Ces tâches peuvent varier largement en fonction des besoins de l’entreprise cliente et des compétences des travailleurs.
Ces sociétés, bien qu’elles contribuent à résoudre de nombreux problèmes d’employabilité, génèrent des complications en termes de responsabilité et de conformité aux réglementations du travail du fait que la situation de leurs travailleurs reste particulièrement précaire.
A cet effet, Houcine Rehili, consultant en développement, explique que l’Etat tunisien a historiquement accepté de mettre en place des emplois et des contrats précaires, à l’instar notamment des ouvriers de chantier et ce qu’on appelle les « contrats de la dignité ». « Juridiquement, il n’existe aucune définition des emplois de sous-traitance en Tunisie. C’est un grand dossier et il concerne des milliers de travailleurs, car il existe aussi les emplois relatifs aux ouvriers de chantier et aux sociétés de l’environnement, de plantation et de jardinage », a-t-il insisté.
A la question de La Presse portant sur le sort de ces sociétés de sous-traitance, Houcine Rehili estime que la situation est floue, dans la mesure où «on ne peut pas accéder au nombre réel de ces travailleurs, d’autant que de nombreuses autres formes d’emploi précaire sont également concernées par ces réformes envisagées». « Ces employés seront soit limogés, soit intégrés dans le secteur public.

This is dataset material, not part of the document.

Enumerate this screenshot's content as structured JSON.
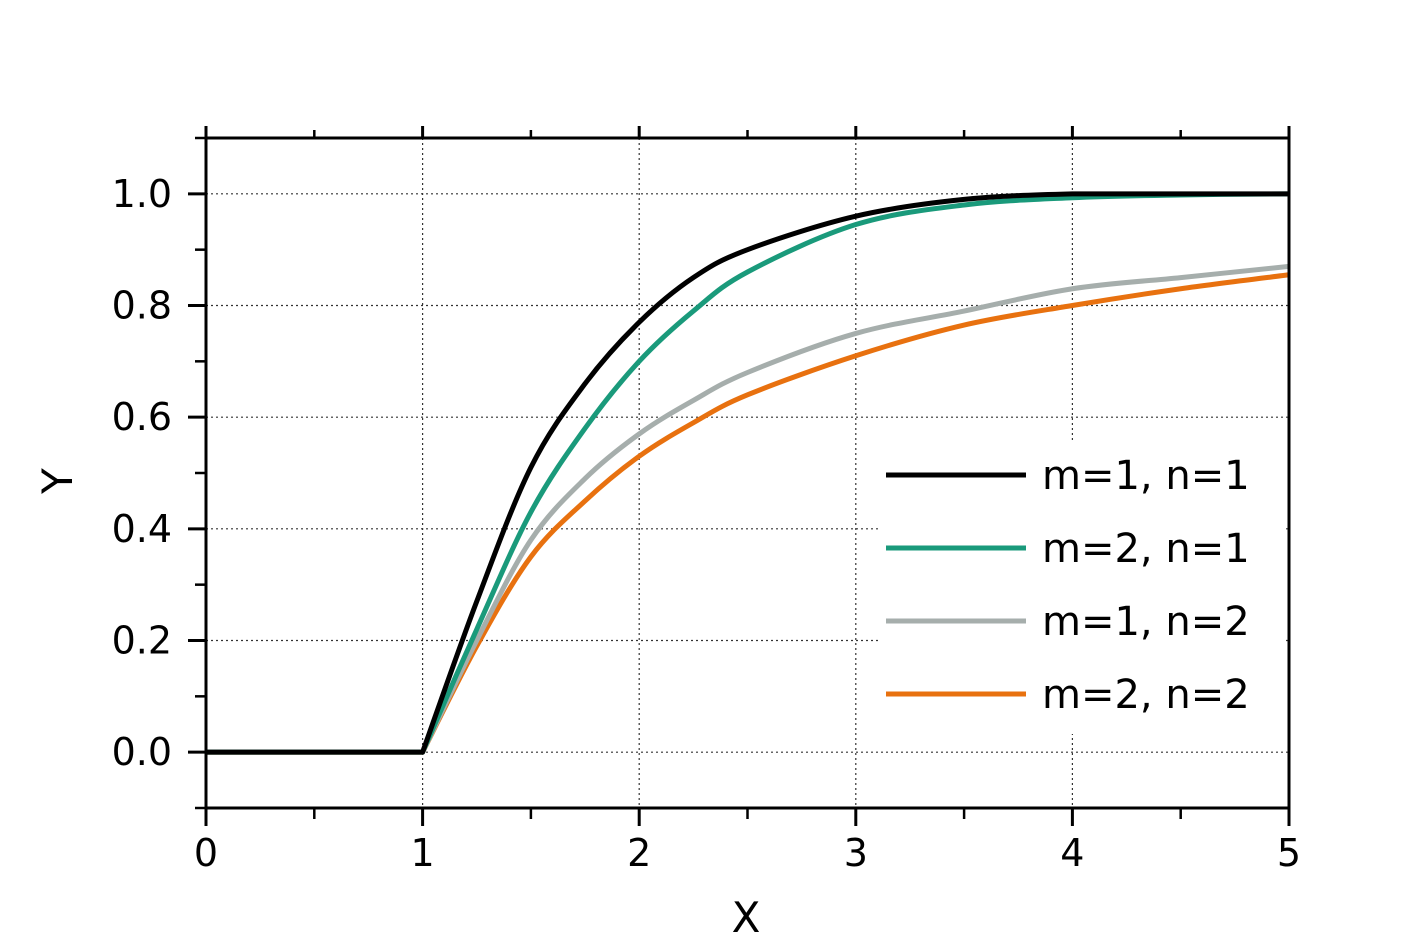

Or la Tunisie s’est lancée dans une opération de maîtrise de sa masse salariale », a-t-il alerté, appelant la présidence du gouvernement à dissiper le flou.
Les emplois fictifs, l’autre grand chantier
Les sociétés de l’environnement, de plantation et de jardinage (Sepj), créées officiellement en 2011, dans le bassin minier et dans les zones pétrolifères, dans le but d’acheter la paix sociale et d’éviter les tensions syndicales, constituent également une autre forme d’emploi controversée.
Des milliers de personnes sont payées pour ne rien faire et revendiquent salaires et primes, alors que la situation environnementale et écologique est toujours la même, voire a empiré. Ces pseudo-sociétés posent problème dans la mesure où le fonctionnement, le recrutement des agents leurs missions ne sont pas identifiés. Et aucun gouvernement post-révolution n’a osé ouvrir cet épineux dossier. D’année en année, le nombre de recrutés augmente. Aujourd’hui, ils sont estimés à 13 mille employés, répartis entre le personnel de gestion et le personnel d’exécution. Selon nos informations, la Compagnie des phosphates de Gafsa détient le plus grand nombre, avec un effectif de 8.300 travailleurs, composés à la fois de cadres et d’employés d’exécution, dont environ 6.000 travailleraient pour la CPG.
En résumé, il est impératif de revoir le code du travail national, car des milliers de travailleurs sont dans une situation de précarité susceptible de provoquer des contestations sociales à tout moment, alors que d’autres sont payés à ne rien faire. Selon les experts, cette situation doit être traitée de manière globale, afin de mettre fin à l’emploi précaire et fictif en Tunisie.